C-293/97 R v. Secretary of State for the Environment, Transport and the Regions ex p Standley [1999] ECR I-2603, Opinion of Advocate General Leger

92. There are two aspects to that principle.

93. It must be understood as requiring the person who causes the pollution, and that person alone, to bear not only the costs of remedying pollution, but also those arising from the implementation of a policy of prevention.

94. It can therefore be applied in different ways.

95. Thus, it may be applied either after the event or preventively before the harm occurs. In the latter case the point is to prevent a human activity from causing environmental harm.

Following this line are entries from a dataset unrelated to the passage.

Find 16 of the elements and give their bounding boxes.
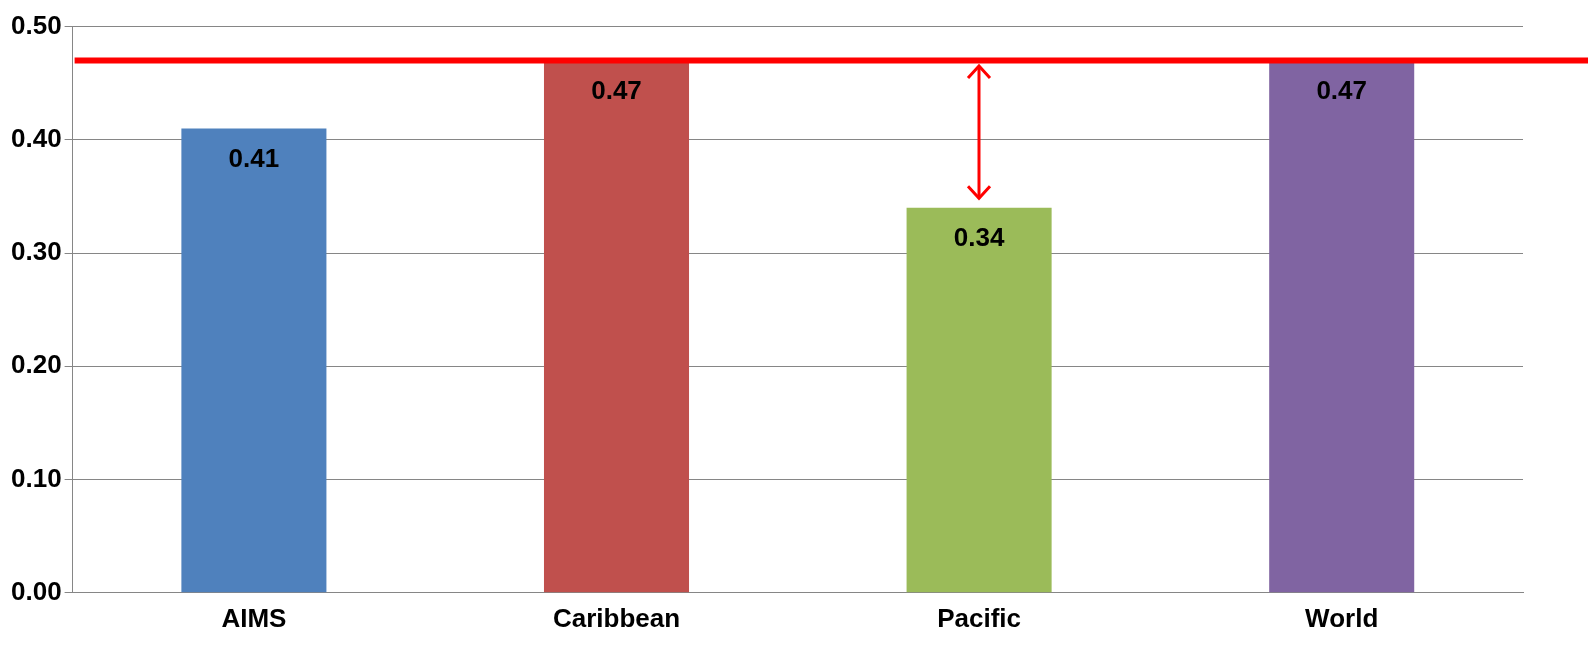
x-tick-label: AIMS [221, 602, 287, 633]
y-tick-label: 0.50 [10, 9, 62, 40]
x-tick-label: Pacific [937, 602, 1022, 633]
data-label: 0.47 [1316, 74, 1368, 105]
x-tick-label: Caribbean [552, 602, 681, 633]
bar [906, 207, 1052, 593]
y-tick-label: 0.00 [10, 575, 62, 606]
bar [181, 128, 327, 593]
x-tick-label: World [1305, 602, 1379, 633]
y-tick-label: 0.30 [10, 236, 62, 267]
y-tick-label: 0.10 [10, 462, 62, 493]
y-tick-label: 0.20 [10, 349, 62, 380]
data-label: 0.47 [591, 74, 642, 105]
y-tick-label: 0.40 [10, 123, 62, 154]
data-label: 0.41 [228, 142, 280, 173]
data-label: 0.34 [953, 221, 1005, 252]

The legislation adopted for that purpose may establish a system for assessing the environmental effects of certain public and private projects ... Article 5 of the [Nitrates] Directive, which requires the Member States to put in place specific programmes involving, in particular, the prevention of any new water pollution caused or induced by nitrates from agricultural sources (for example, the construction of storage vessels for manure).

96. The polluter pays principle may equally apply after environmental harm has occurred.

The person responsible for the harmful effects will then be required to make good or bear the cost of that harm ...

97. Finally, that principle may take one further form in which, in return for the payment of a charge, the polluter is authorized to carry out a polluting activity. That is the case with taxes paid by the users of fuels which cause air pollution.

98. In this case I consider, as stated above, that Article 5 of the Directive must be interpreted as requiring the Member States to impose on farmers only the cost of plant for the reduction or avoidance of the water pollution caused by nitrates for which farmers are responsible, to the exclusion of any other cost. That interpretation therefore complies strictly with the polluter pays principle.

This case not only demonstrates that the polluter pays principle can be implemented in a number of ways, but also that the courts are willing to assess EC legislation, and national implementation of that legislation, against the polluter pays principle (and presumably other environmental principles contained in Article 175 of the EC Treaty.

 

39. David W. Pearce, Edward B. Barbier and Anil Markandya, Blueprint for a Green Economy (Earthscan, 1989).

40. Rio Declaration, para. 16.

41. Directive 91/676/EC concerning the protection of waters against pollution caused by nitrates from agricultural sources OJ 1991 L 375/1.